The resolution of scanning tunnelling microscopes can be improved dramatically by attaching small molecules or atoms to their tip. The resulting images were the first to show the geometric structure of molecules and have generated a lot of interest among scientists over the last few years. Scientists from Forschungszentrum Jülich and the Academy of Sciences of the Czech Republic in Prague have now used computer simulations to gain deeper insights into the physics of these new imaging techniques. One of these techniques was presented in the journal Science by American scientists this spring. The results have now been published in the journal Physical Review Letters.
"A comparison between the experimental results and our simulations shows excellent agreement and that, therefore, our theoretical model is able to explain the mechanism behind the microscopic images in this family of techniques," says Prof. Tautz from Forschungszentrum Jülich. "This comparison is essential for analysing the images."
Together with his colleagues from the Peter Grünberg Institute (PGI-3), in 2008 Tautz introduced the method of attaching single molecules – initially hydrogen molecules, later molecules such as carbon monoxide – to the tip of a scanning tunnelling microscope and using them as extremely sensitive measuring probes. The scientific community responded with great interest to this method, and the technique has since been continuously refined. It enables scanning tunnelling microscopes to be used as a kind of atomic force microscope that is able to image the geometric structure of molecules with unprecedented accuracy.
"The valence charge clouds of complex organic molecules often spread over the entire molecule, thus concealing its atomic structure," says Tautz. Flexibly bound molecules at the microscope tip can be utilized as tailor-made sensors and signal transducers that are able to make the atomic structure visible nevertheless.
In the last few years, such atomic sensors have also proven useful for work with atomic force microscopes.
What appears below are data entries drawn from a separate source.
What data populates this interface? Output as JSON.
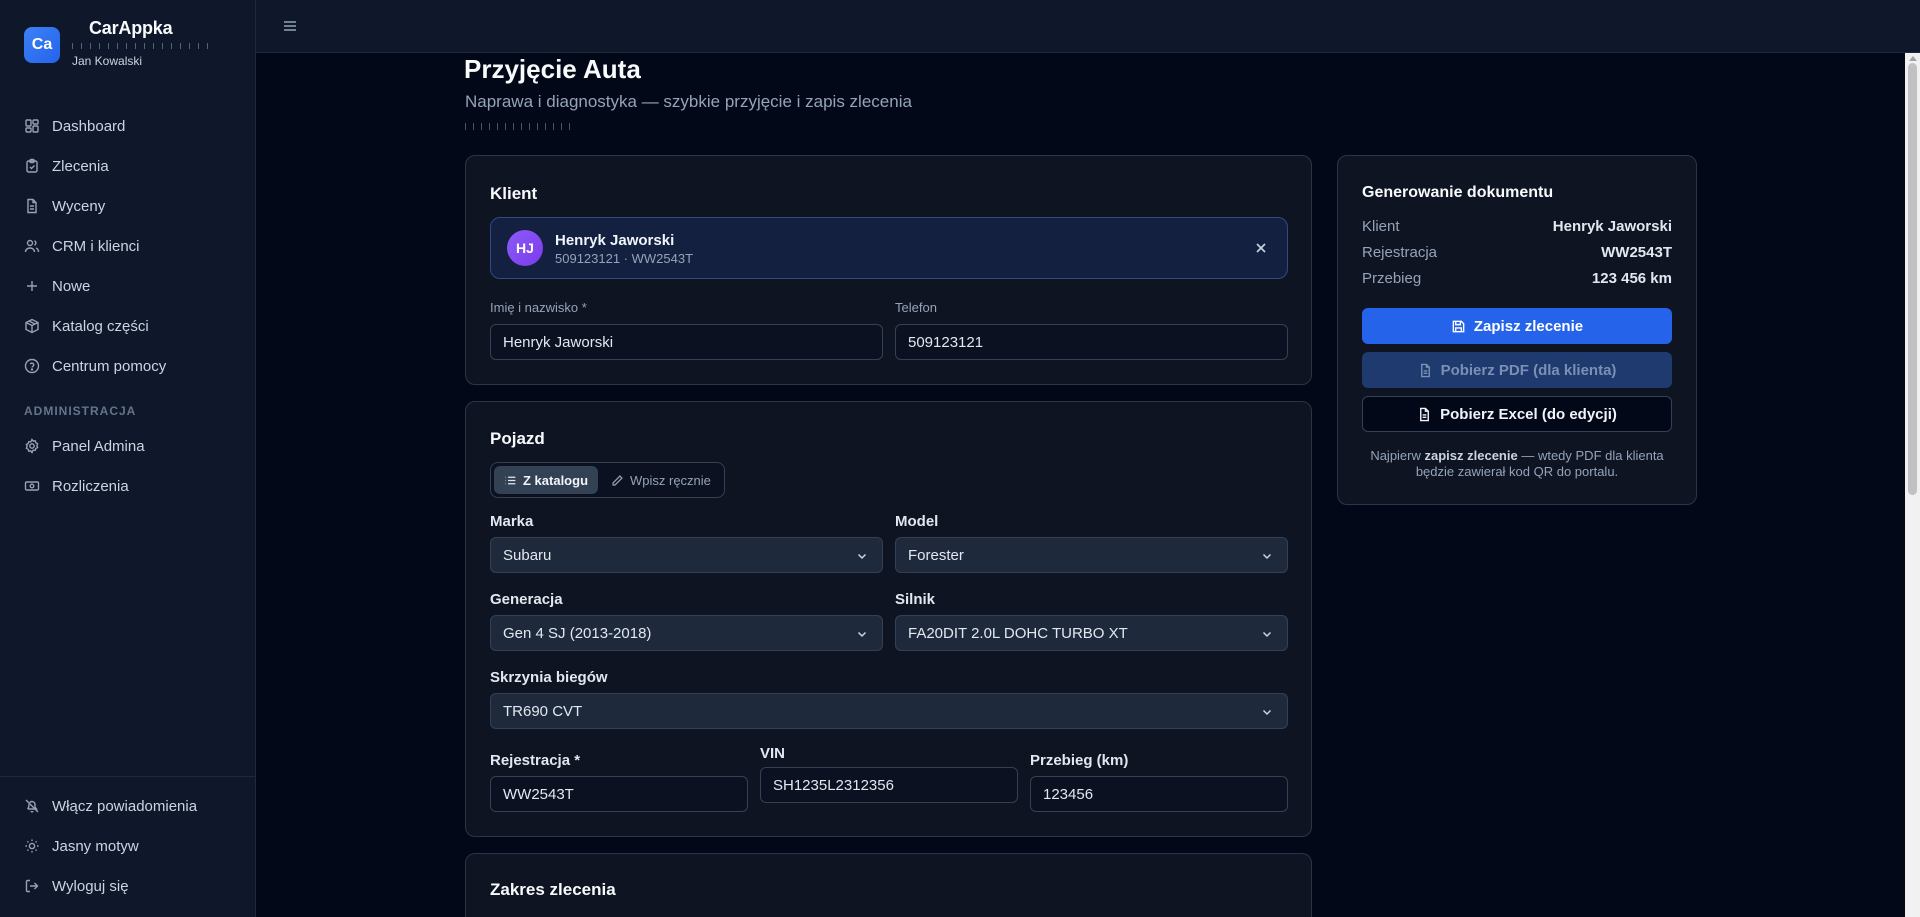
{
  "brand": {
    "logo_text": "Ca",
    "app_name": "CarAppka",
    "user_name": "Jan Kowalski"
  },
  "nav": {
    "items": [
      {
        "label": "Dashboard"
      },
      {
        "label": "Zlecenia"
      },
      {
        "label": "Wyceny"
      },
      {
        "label": "CRM i klienci"
      },
      {
        "label": "Nowe"
      },
      {
        "label": "Katalog części"
      },
      {
        "label": "Centrum pomocy"
      }
    ],
    "admin_section": "ADMINISTRACJA",
    "admin_items": [
      {
        "label": "Panel Admina"
      },
      {
        "label": "Rozliczenia"
      }
    ],
    "bottom_items": [
      {
        "label": "Włącz powiadomienia"
      },
      {
        "label": "Jasny motyw"
      },
      {
        "label": "Wyloguj się"
      }
    ]
  },
  "page": {
    "title": "Przyjęcie Auta",
    "subtitle": "Naprawa i diagnostyka — szybkie przyjęcie i zapis zlecenia"
  },
  "client": {
    "section_title": "Klient",
    "chip": {
      "initials": "HJ",
      "name": "Henryk Jaworski",
      "details": "509123121 · WW2543T"
    },
    "name_label": "Imię i nazwisko *",
    "name_value": "Henryk Jaworski",
    "phone_label": "Telefon",
    "phone_value": "509123121"
  },
  "vehicle": {
    "section_title": "Pojazd",
    "mode_catalog": "Z katalogu",
    "mode_manual": "Wpisz ręcznie",
    "brand_label": "Marka",
    "brand_value": "Subaru",
    "model_label": "Model",
    "model_value": "Forester",
    "generation_label": "Generacja",
    "generation_value": "Gen 4 SJ (2013-2018)",
    "engine_label": "Silnik",
    "engine_value": "FA20DIT 2.0L DOHC TURBO XT",
    "gearbox_label": "Skrzynia biegów",
    "gearbox_value": "TR690 CVT",
    "registration_label": "Rejestracja *",
    "registration_value": "WW2543T",
    "vin_label": "VIN",
    "vin_value": "SH1235L2312356",
    "mileage_label": "Przebieg (km)",
    "mileage_value": "123456"
  },
  "scope": {
    "section_title": "Zakres zlecenia"
  },
  "document": {
    "title": "Generowanie dokumentu",
    "rows": [
      {
        "key": "Klient",
        "value": "Henryk Jaworski"
      },
      {
        "key": "Rejestracja",
        "value": "WW2543T"
      },
      {
        "key": "Przebieg",
        "value": "123 456 km"
      }
    ],
    "save_button": "Zapisz zlecenie",
    "pdf_button": "Pobierz PDF (dla klienta)",
    "excel_button": "Pobierz Excel (do edycji)",
    "note_prefix": "Najpierw ",
    "note_bold": "zapisz zlecenie",
    "note_suffix": " — wtedy PDF dla klienta będzie zawierał kod QR do portalu."
  },
  "colors": {
    "accent": "#2563eb",
    "background": "#020817",
    "sidebar": "#0f172a",
    "avatar": "#8b5cf6"
  }
}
Then, in May 2014, scientists from the University of California, Irvine, showed for the first time that these sensors can also be used to improve signals in a related imaging mode known as inelastic electron tunnelling spectroscopy. In this case, it is the vibration of the sensor molecule against the microscope tip that reacts sensitively to the surface potential of the scanned sample.
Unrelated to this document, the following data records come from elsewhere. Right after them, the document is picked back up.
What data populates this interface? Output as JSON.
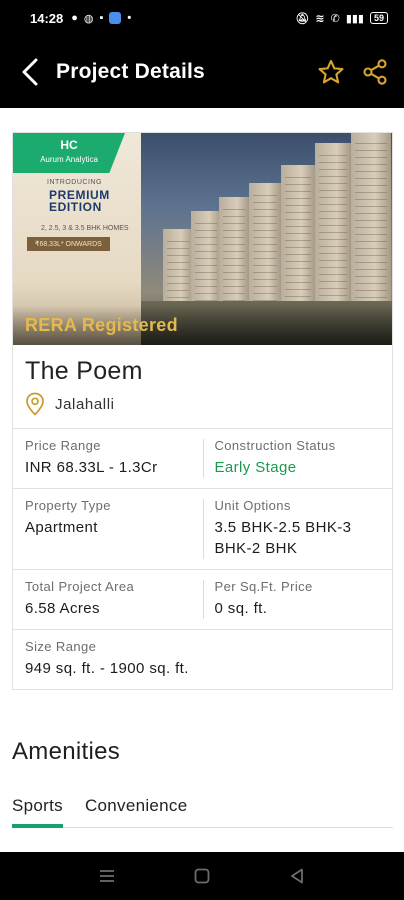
{
  "status_bar": {
    "time": "14:28",
    "battery": "59"
  },
  "app_bar": {
    "title": "Project Details"
  },
  "hero": {
    "ribbon_title": "HC",
    "ribbon_subtitle": "Aurum Analytica",
    "brochure_intro": "INTRODUCING",
    "brochure_headline": "PREMIUM EDITION",
    "brochure_homes": "2, 2.5, 3 & 3.5 BHK HOMES",
    "brochure_price": "₹68.33L* ONWARDS",
    "rera_label": "RERA Registered"
  },
  "project": {
    "name": "The Poem",
    "location": "Jalahalli"
  },
  "details": [
    {
      "label": "Price Range",
      "value": "INR 68.33L - 1.3Cr",
      "highlight": false
    },
    {
      "label": "Construction Status",
      "value": "Early Stage",
      "highlight": true
    },
    {
      "label": "Property Type",
      "value": "Apartment",
      "highlight": false
    },
    {
      "label": "Unit Options",
      "value": "3.5 BHK-2.5 BHK-3 BHK-2 BHK",
      "highlight": false
    },
    {
      "label": "Total Project Area",
      "value": "6.58 Acres",
      "highlight": false
    },
    {
      "label": "Per Sq.Ft. Price",
      "value": "0 sq. ft.",
      "highlight": false
    },
    {
      "label": "Size Range",
      "value": "949 sq. ft. - 1900 sq. ft.",
      "highlight": false
    }
  ],
  "amenities": {
    "title": "Amenities",
    "tabs": [
      {
        "label": "Sports",
        "active": true
      },
      {
        "label": "Convenience",
        "active": false
      }
    ]
  },
  "colors": {
    "accent_green": "#16a06a",
    "gold": "#e6b94e",
    "status_green": "#1a9a4f"
  },
  "icons": {
    "back": "arrow-left-icon",
    "favorite": "star-outline-icon",
    "share": "share-icon",
    "location": "location-pin-icon",
    "nav_menu": "menu-icon",
    "nav_home": "home-square-icon",
    "nav_back": "triangle-back-icon"
  }
}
"Our calculations show the effect of the electrostatic forces on the high-resolution AFM, STM, and IETS images", explains Dr. Pavel Jelínek from the Institute of Physics at the Academy of Sciences of the Czech Republic in Prague. "We believe that the results of this work are an important contribution to the use of inelastic electron tunnelling spectroscopy that will allow the technique to be used as an additional source of information in materials science and to derive additional parameters from the images."
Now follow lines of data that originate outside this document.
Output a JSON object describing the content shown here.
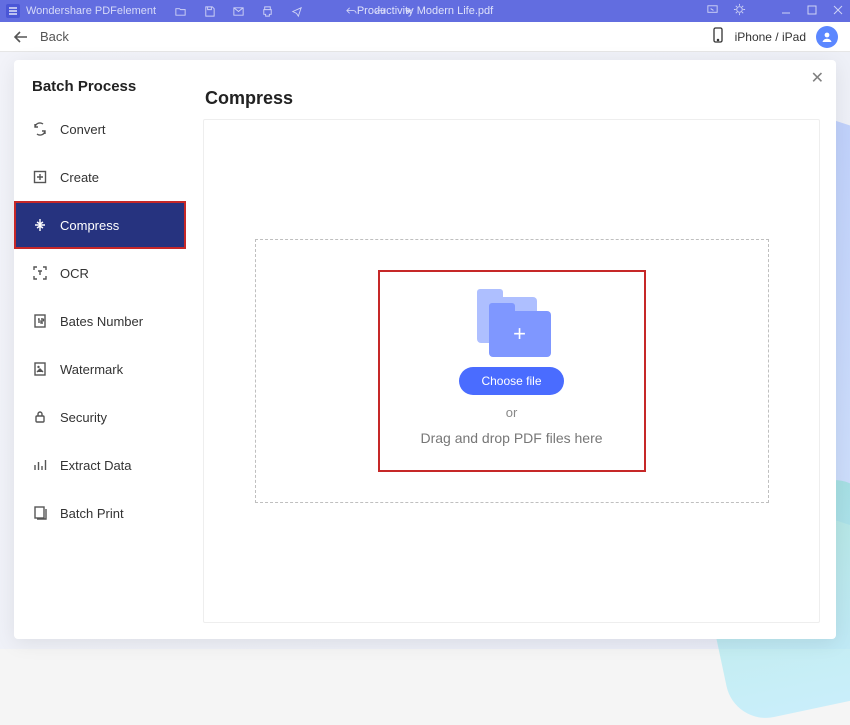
{
  "titlebar": {
    "app_name": "Wondershare PDFelement",
    "document_title": "Productivity Modern Life.pdf"
  },
  "subbar": {
    "back_label": "Back",
    "device_label": "iPhone / iPad"
  },
  "sidebar": {
    "title": "Batch Process",
    "items": [
      {
        "label": "Convert"
      },
      {
        "label": "Create"
      },
      {
        "label": "Compress"
      },
      {
        "label": "OCR"
      },
      {
        "label": "Bates Number"
      },
      {
        "label": "Watermark"
      },
      {
        "label": "Security"
      },
      {
        "label": "Extract Data"
      },
      {
        "label": "Batch Print"
      }
    ],
    "active_index": 2
  },
  "main": {
    "heading": "Compress",
    "choose_file_label": "Choose file",
    "or_label": "or",
    "dnd_label": "Drag and drop PDF files here",
    "close_label": "✕"
  }
}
Simulations of different types of scanning probe microscopy with atomic-scale sensors:
Left: Simulated atomic force microscopy image In this method, the tip of the microscope scans the surface of the sample (here: a single cobalt phthalocyanine (CoPC) molecule), measuring the force gradient, i.e. the change of force with distance between tip and sample.
Centre: Simulated scanning tunnelling microscopy image In this method, the tip of the microscope scans the surface of the sample (here: a single cobalt phthalocyanine (CoPC) molecule), recording the resulting tunneling current between tip and sample surface.
Right: Simulation of an inelastic electron tunnelling spectroscopy image In this method, the tip of the microscope scans the surface of the sample (here: a single cobalt phthalocyanine (CoPC) molecule), detecting shifts in the vibrational frequency of the sensor particle oscillating against the tip.